The Chronicles of Darkness and World of Darkness tabletop games are solid examples. In fact, the White Wolf Wiki website has a full page about gothicpunk and how it relates to the franchise. The World of Darkness is a role-playing series that features different types of creatures in urban environments. Vampires, werewolves, mages, demons, changelings, and other beings are common choices. Players can also choose to be hunters who battle these creatures. Several years ago, the franchise was relaunched as the Chronicles of Darkness. There are plenty of goth and punk elements in this series. It's broody, violent, and full of despair. Various factions or groups are pitted against each other. The guidebooks also have artwork that has a distinctly punk appearance. These tabletop games may have been the launching point for the gothicpunk genre.
I'm definitely including The Crow on this list. It's a series of films and comic books that feature a man who was murdered and returns as a supernatural harbinger of doom. There have been several versions of The Crow with different protagonists, but the main story is always the same. In the end, the guilty must atone for their sins, usually in the form of violent death scenes. The graphic design is dark and takes several elements from the goth subculture. It also features extreme violence, which is commonplace in gothicpunk fiction. In a way, the genre rebels against socially acceptable content, so bloody violence and strong sexuality are featured in many gothicpunk works.

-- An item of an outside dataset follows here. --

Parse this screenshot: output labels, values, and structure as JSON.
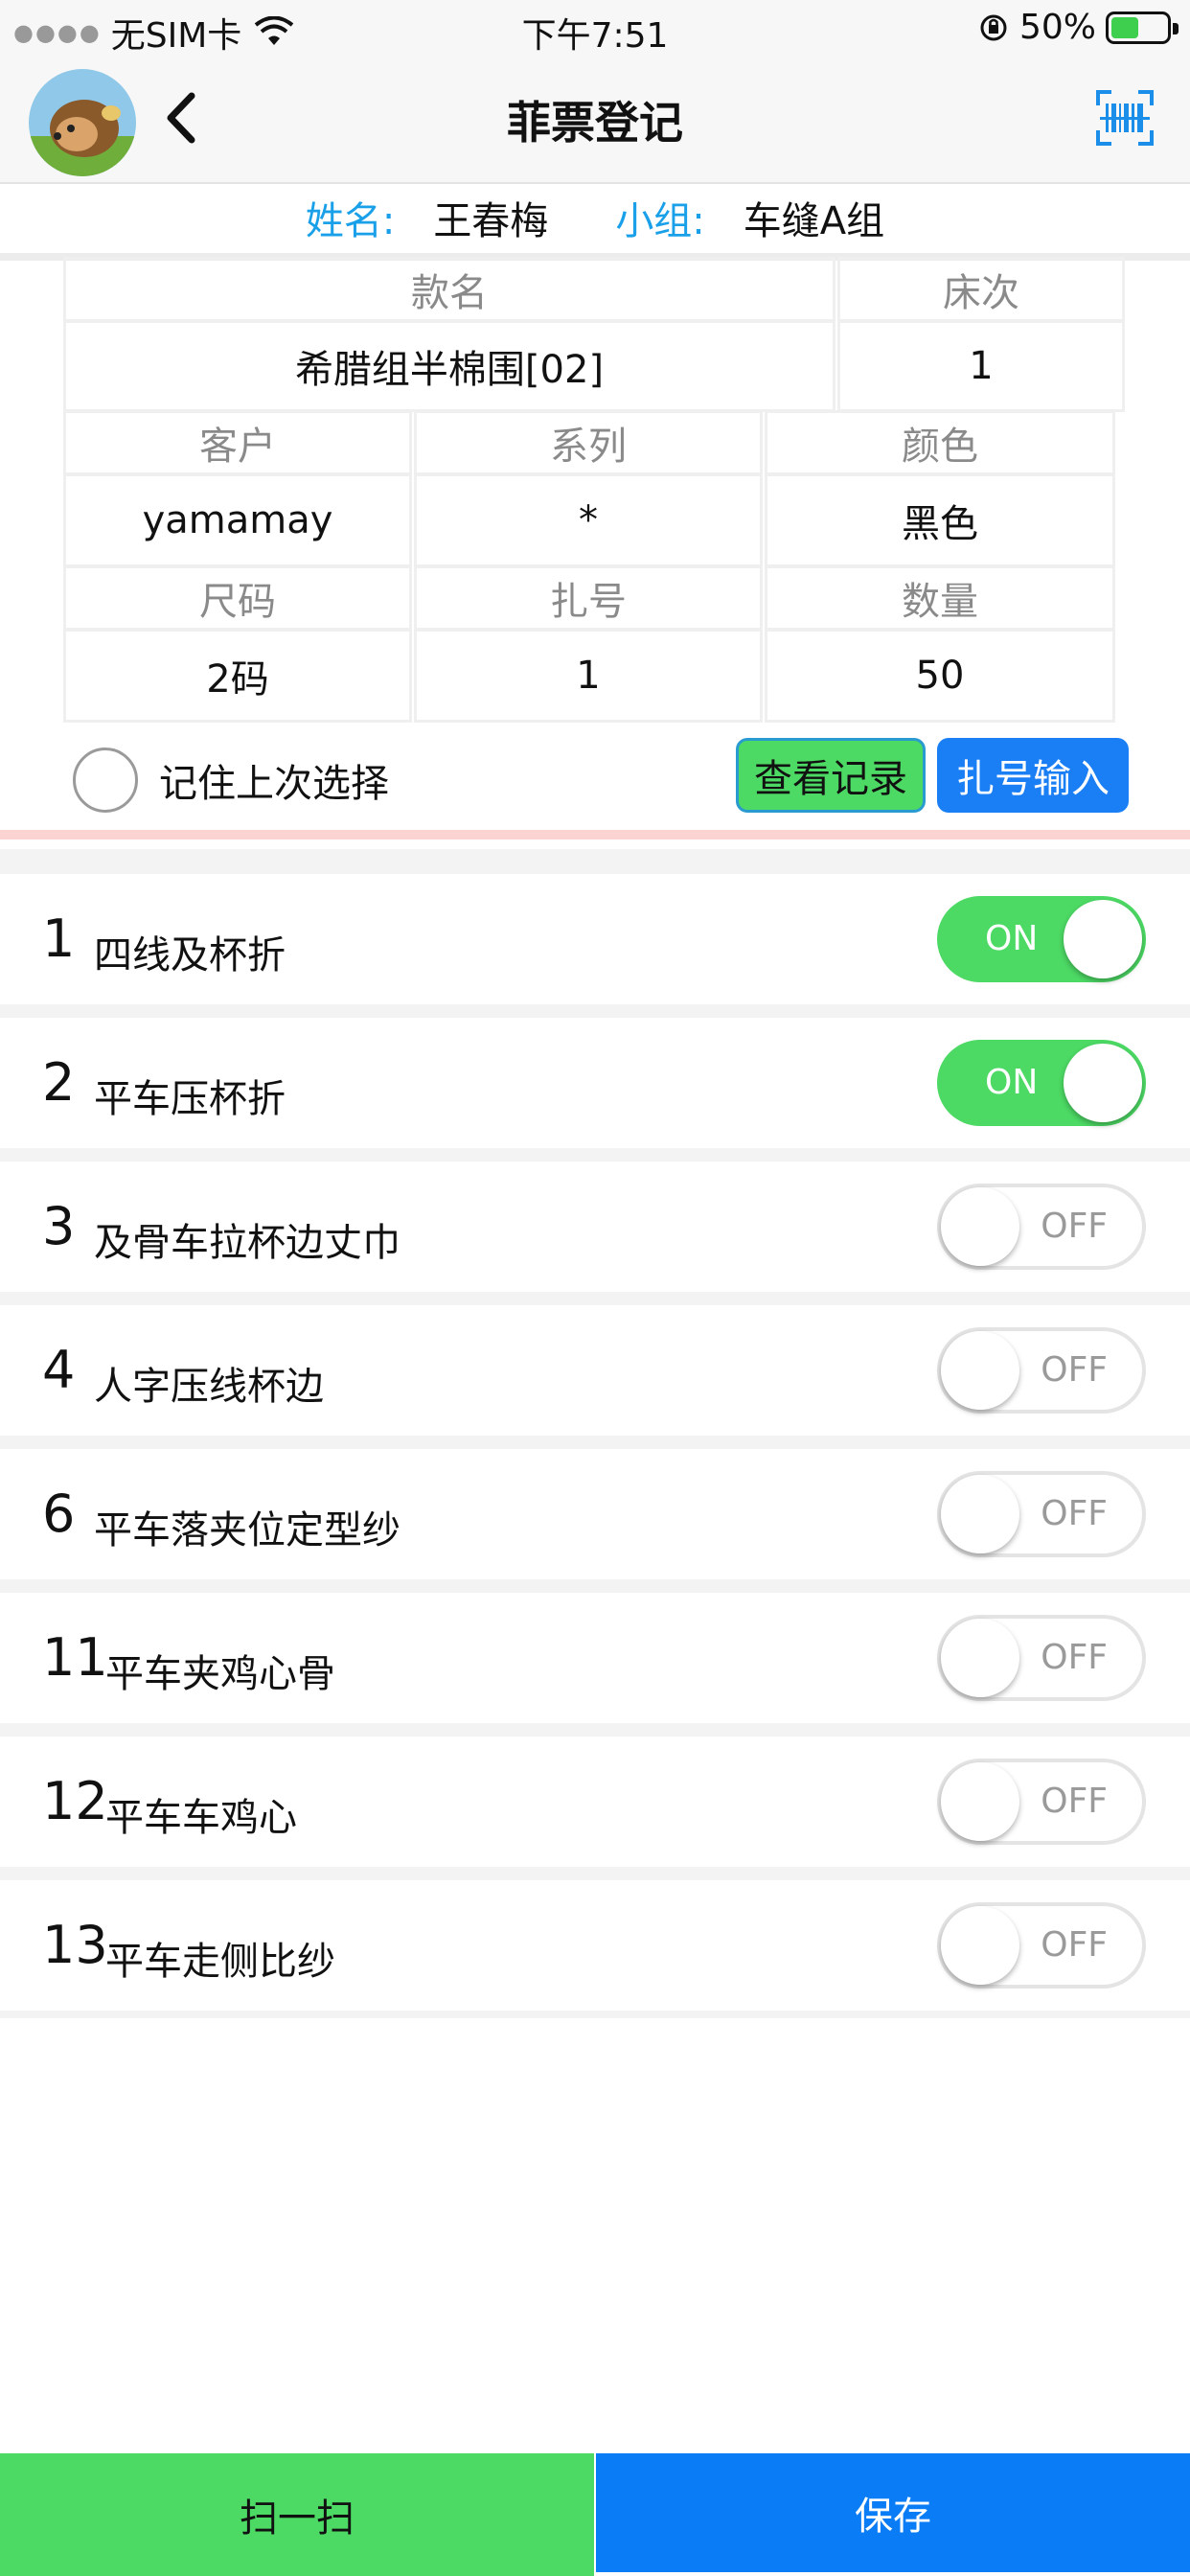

The Underworld film series probably deserves to be on this list. It fits the cliche of one species fighting another, such as vampires and werewolves. Mankind doesn't know it, but vampires believe they should rule the world. The protagonist is a vampire named Selene who eventually becomes ostracized from her own species. Like the previous examples, the visual elements have a distinct punk and goth aesthetic. I don't find the Underworld series very good, but it fits in the genre.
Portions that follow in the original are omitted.